L'hôpital Albert-Schweitzer est un grand immeuble de pierre taillée, planté dans une campagne épargnée par la destruction.

Au bout de l'un des longs couloirs de l'hôpital, le Dr Pierre-Michel Roy entre dans la Sal Operasyon et ouvre un ordinateur portable noir, qu'il montre au Dr Vincent Échavé. Sur l'écran, les deux hommes lisent un courriel reçu du Québec quelques instants plus tôt. Un collègue chirurgien plastique de la faculté de médecine de l'Université de Sherbrooke y donne son avis sur la façon de traiter une plaie ouverte particulièrement complexe.

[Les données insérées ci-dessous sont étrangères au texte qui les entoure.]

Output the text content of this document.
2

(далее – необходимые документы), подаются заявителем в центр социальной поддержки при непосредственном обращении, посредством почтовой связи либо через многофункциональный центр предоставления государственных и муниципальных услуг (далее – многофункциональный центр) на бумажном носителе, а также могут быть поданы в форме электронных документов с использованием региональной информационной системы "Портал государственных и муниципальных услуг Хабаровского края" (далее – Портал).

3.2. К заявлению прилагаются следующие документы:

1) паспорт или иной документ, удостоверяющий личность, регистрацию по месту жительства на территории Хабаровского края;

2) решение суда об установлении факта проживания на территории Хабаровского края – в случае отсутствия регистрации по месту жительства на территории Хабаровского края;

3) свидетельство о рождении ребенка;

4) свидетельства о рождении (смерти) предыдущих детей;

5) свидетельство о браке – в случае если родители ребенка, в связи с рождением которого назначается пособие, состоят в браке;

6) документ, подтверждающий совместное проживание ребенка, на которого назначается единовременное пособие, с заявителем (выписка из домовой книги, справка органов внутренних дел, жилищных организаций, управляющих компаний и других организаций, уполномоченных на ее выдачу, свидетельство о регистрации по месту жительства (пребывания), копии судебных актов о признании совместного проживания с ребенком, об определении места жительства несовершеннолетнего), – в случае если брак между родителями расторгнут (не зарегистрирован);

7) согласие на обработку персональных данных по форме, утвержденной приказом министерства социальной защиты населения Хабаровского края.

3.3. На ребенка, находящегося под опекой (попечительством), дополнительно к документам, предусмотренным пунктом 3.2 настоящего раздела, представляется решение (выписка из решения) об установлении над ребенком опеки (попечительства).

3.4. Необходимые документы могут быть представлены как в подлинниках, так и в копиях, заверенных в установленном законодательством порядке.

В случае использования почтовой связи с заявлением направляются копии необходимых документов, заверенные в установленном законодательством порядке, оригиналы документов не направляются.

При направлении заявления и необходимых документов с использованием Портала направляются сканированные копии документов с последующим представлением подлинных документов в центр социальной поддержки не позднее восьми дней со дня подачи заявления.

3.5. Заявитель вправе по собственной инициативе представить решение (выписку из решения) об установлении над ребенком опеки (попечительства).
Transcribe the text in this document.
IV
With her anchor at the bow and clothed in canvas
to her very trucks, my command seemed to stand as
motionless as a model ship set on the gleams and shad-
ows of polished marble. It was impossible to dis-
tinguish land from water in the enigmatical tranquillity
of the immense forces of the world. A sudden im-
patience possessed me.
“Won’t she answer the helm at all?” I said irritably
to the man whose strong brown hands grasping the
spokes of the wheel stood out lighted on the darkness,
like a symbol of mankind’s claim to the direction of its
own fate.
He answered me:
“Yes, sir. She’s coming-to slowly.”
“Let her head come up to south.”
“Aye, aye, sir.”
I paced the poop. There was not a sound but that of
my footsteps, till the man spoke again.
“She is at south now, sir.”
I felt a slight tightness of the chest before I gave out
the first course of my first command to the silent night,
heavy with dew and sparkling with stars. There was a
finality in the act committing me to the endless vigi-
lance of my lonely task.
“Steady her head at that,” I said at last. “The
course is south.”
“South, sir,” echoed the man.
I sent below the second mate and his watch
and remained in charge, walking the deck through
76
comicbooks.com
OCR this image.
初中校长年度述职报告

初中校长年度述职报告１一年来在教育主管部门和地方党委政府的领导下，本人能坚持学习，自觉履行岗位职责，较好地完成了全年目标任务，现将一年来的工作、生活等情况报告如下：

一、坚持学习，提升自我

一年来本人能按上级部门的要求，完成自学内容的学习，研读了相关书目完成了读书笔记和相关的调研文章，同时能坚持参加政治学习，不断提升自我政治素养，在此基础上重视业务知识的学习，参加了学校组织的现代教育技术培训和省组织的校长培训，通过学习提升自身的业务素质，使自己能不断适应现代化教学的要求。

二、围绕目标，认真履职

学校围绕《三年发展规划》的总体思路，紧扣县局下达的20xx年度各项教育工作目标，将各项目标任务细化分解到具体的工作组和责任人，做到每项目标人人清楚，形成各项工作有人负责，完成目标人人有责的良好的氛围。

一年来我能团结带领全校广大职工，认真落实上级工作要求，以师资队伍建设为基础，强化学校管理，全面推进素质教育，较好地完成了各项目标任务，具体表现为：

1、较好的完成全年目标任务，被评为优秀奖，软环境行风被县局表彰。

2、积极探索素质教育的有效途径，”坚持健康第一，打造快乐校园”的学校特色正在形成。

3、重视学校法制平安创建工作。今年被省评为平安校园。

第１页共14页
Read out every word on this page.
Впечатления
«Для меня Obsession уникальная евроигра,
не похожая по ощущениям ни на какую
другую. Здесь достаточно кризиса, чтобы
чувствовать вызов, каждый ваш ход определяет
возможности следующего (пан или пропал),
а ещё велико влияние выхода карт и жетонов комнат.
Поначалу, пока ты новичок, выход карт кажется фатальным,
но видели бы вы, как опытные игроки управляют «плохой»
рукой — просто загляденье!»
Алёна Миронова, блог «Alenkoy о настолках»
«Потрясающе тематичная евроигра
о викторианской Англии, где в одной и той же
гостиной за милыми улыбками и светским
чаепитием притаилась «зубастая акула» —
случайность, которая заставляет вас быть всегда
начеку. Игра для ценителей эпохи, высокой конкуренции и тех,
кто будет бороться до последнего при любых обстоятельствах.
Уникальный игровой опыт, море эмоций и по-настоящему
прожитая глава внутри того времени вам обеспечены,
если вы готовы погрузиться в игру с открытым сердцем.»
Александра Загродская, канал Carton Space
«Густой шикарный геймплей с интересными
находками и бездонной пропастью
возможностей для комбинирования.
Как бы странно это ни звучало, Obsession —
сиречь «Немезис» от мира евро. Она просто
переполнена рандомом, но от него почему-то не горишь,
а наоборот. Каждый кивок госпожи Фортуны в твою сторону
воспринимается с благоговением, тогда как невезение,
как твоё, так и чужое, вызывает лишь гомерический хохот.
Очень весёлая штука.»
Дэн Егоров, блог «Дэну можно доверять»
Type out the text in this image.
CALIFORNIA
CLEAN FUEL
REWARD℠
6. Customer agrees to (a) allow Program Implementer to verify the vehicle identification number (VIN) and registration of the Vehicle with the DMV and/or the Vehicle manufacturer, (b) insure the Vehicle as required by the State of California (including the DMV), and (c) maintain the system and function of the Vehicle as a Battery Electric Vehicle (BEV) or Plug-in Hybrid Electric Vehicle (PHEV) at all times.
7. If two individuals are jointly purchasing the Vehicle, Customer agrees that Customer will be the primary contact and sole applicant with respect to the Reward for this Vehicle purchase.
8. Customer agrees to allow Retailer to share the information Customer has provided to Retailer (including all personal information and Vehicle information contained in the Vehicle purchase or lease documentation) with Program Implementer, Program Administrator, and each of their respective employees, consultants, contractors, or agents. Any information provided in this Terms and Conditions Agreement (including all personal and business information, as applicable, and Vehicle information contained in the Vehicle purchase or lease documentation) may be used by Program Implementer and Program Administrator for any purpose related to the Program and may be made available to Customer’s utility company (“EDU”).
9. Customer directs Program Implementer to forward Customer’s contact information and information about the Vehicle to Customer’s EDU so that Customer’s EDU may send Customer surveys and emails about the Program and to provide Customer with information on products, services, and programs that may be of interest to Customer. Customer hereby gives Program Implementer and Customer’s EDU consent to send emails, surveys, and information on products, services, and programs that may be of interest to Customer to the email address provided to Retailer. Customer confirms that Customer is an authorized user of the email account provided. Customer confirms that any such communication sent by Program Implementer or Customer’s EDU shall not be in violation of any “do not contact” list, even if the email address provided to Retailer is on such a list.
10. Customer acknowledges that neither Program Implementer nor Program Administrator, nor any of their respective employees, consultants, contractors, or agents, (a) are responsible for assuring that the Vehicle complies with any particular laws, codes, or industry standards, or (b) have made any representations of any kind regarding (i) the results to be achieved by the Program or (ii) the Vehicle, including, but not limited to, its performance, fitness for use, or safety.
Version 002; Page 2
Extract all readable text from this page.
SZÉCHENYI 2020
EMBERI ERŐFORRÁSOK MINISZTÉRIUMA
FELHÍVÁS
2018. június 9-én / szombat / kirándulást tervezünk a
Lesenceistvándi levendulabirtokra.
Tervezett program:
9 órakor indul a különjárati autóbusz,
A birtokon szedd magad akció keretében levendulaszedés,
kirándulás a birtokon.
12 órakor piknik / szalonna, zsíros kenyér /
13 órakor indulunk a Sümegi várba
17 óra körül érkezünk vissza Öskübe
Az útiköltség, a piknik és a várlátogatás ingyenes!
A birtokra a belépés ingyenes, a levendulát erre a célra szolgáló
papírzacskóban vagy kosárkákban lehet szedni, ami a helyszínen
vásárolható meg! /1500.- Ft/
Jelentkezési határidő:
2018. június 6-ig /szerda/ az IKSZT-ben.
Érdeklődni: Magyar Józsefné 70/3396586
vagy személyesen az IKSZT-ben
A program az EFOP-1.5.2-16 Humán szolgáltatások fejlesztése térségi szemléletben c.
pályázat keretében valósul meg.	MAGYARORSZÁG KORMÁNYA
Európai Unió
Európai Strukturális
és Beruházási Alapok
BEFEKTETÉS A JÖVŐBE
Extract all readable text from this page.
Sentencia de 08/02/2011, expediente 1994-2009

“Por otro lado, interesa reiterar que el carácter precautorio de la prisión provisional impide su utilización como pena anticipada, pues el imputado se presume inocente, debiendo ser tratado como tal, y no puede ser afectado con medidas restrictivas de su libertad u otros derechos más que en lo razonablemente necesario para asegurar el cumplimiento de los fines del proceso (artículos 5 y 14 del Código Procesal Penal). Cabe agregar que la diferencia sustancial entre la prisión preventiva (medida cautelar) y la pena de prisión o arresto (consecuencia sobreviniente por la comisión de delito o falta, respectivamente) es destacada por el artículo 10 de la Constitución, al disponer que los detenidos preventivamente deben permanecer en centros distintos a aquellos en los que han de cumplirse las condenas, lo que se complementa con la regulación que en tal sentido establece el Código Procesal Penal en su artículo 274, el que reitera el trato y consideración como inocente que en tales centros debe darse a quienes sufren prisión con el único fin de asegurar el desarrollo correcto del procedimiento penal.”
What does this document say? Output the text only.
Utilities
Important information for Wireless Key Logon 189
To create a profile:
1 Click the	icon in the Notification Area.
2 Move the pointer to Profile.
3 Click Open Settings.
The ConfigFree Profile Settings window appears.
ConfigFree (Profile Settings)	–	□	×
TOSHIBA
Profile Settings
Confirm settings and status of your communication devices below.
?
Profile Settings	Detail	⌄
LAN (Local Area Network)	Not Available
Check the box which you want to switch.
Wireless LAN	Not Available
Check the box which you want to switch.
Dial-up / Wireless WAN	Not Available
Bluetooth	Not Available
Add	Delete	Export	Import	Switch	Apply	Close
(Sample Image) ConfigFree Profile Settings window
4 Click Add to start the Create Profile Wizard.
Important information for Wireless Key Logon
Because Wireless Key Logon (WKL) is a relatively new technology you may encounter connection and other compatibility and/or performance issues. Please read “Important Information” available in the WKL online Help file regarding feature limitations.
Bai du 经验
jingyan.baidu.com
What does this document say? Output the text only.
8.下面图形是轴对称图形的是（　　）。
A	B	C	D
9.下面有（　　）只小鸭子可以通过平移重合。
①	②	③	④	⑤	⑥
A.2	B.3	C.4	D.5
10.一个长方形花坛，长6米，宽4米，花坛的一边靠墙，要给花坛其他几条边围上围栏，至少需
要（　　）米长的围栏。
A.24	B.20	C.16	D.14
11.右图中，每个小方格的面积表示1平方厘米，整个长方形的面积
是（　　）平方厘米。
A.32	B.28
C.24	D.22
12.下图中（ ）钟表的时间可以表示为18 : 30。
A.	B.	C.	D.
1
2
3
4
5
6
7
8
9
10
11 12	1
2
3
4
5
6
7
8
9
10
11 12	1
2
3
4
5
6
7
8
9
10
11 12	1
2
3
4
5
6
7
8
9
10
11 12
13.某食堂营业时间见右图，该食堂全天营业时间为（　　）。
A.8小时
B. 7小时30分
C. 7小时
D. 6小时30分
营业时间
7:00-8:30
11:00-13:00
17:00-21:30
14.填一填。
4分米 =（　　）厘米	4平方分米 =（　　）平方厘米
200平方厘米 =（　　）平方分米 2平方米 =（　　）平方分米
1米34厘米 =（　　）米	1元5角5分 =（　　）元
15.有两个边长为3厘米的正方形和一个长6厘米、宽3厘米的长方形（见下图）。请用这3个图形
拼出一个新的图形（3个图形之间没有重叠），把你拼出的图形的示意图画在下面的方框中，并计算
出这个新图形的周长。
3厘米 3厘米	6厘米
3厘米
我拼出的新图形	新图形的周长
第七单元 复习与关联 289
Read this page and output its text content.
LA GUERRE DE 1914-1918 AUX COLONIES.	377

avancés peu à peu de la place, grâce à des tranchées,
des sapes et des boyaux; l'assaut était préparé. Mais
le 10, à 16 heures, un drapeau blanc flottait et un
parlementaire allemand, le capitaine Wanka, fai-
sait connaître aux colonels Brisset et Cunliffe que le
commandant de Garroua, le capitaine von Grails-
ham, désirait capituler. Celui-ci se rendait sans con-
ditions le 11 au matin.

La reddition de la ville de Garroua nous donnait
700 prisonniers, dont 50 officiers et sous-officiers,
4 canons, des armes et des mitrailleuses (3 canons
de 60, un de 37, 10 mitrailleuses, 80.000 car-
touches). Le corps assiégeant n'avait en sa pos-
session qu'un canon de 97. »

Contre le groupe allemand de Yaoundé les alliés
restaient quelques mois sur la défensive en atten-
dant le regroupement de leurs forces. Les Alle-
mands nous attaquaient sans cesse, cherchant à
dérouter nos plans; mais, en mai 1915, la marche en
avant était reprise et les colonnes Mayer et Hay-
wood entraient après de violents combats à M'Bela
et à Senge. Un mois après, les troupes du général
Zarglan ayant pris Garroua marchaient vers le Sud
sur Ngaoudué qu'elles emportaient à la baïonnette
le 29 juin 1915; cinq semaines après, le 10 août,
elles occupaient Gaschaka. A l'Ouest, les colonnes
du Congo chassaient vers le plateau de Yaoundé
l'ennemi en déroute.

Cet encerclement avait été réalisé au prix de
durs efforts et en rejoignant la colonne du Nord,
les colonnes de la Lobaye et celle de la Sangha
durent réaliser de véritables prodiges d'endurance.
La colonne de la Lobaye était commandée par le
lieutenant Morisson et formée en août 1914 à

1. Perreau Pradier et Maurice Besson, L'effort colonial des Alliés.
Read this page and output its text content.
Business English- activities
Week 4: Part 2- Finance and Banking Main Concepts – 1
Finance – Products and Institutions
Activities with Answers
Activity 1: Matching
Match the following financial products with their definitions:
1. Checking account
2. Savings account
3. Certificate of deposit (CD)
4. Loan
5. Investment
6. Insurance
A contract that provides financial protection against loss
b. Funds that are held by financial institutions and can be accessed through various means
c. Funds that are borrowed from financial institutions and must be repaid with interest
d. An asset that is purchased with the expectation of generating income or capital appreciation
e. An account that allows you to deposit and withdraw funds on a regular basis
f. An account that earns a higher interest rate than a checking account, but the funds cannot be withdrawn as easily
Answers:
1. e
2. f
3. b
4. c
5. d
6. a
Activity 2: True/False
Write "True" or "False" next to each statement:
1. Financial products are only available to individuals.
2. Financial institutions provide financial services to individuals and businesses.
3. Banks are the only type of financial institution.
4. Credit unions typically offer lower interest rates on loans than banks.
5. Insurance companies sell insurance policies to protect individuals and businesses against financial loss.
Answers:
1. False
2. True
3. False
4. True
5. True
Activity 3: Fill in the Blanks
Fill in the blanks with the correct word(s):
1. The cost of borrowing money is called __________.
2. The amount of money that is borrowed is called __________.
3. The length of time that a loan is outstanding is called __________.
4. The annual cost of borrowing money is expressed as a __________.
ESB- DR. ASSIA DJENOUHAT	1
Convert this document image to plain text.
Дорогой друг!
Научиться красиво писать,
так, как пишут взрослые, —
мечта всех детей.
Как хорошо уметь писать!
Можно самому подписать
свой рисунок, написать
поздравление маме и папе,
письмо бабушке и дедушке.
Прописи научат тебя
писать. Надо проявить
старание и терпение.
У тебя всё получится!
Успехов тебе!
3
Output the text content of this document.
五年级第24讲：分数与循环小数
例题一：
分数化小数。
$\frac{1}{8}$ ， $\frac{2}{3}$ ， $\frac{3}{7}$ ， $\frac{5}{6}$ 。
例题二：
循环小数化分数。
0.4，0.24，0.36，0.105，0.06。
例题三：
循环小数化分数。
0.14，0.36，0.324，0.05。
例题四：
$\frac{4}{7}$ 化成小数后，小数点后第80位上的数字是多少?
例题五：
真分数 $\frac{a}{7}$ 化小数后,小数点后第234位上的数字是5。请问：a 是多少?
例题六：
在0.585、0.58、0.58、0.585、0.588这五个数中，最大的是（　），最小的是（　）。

«On arrive à envoyer des photos de blessures à des collègues au Québec pour obtenir des avis complémentaires, mais c'est un peu laborieux. La connexion internet est vraiment très lente», explique le Dr Roy en sortant de la salle d'opération.

 

La petite délégation de l'Université de Sherbrooke, composée de neuf médecins et infirmières, dont une chirurgienne orthopédiste, est dirigée par le Dr Vincent Échavé, spécialiste de chirurgie thoracique. À leur l'arrivée à Deschapelles, il y a une semaine, plus de 700 blessés graves en provenance de Port-au-Prince patientaient dans les salles d'attente. Encore aujourd'hui, même si les médecins prennent peu à peu le dessus, des dizaines de nouveaux patients arrivent chaque jour. Huit sur dix ont des fractures du bras ou de la jambe, parfois multiples, souvent ouvertes. Presque tous ont roulé durant trois heures en autobus ou en voiture sur des routes défoncées pour être traités.

«À Port-au-Prince, beaucoup de ces blessés auraient été amputés, faute d'équipement pour replacer les os. Ici, on a fait très peu d'amputations parce que notre équipe est spécialisée en chirurgie orthopédique. On réussit à faire des opérations qui auraient été impossibles plus près de Port-au-Prince», explique fièrement le Dr Roy.

Partie du Québec en catastrophe, la mission sherbrookoise a réussi à emporter le matériel nécessaire pour réparer des os - vis, clous, plaques de métal et autres outils spécialisés rares en Haïti. «L'hôpital est équipé d'un plateau technique acceptable. On peut faire des radiographies. Ça aussi, ça nous a permis de sauver plusieurs Haïtiens de l'amputation», dit le Dr Roy.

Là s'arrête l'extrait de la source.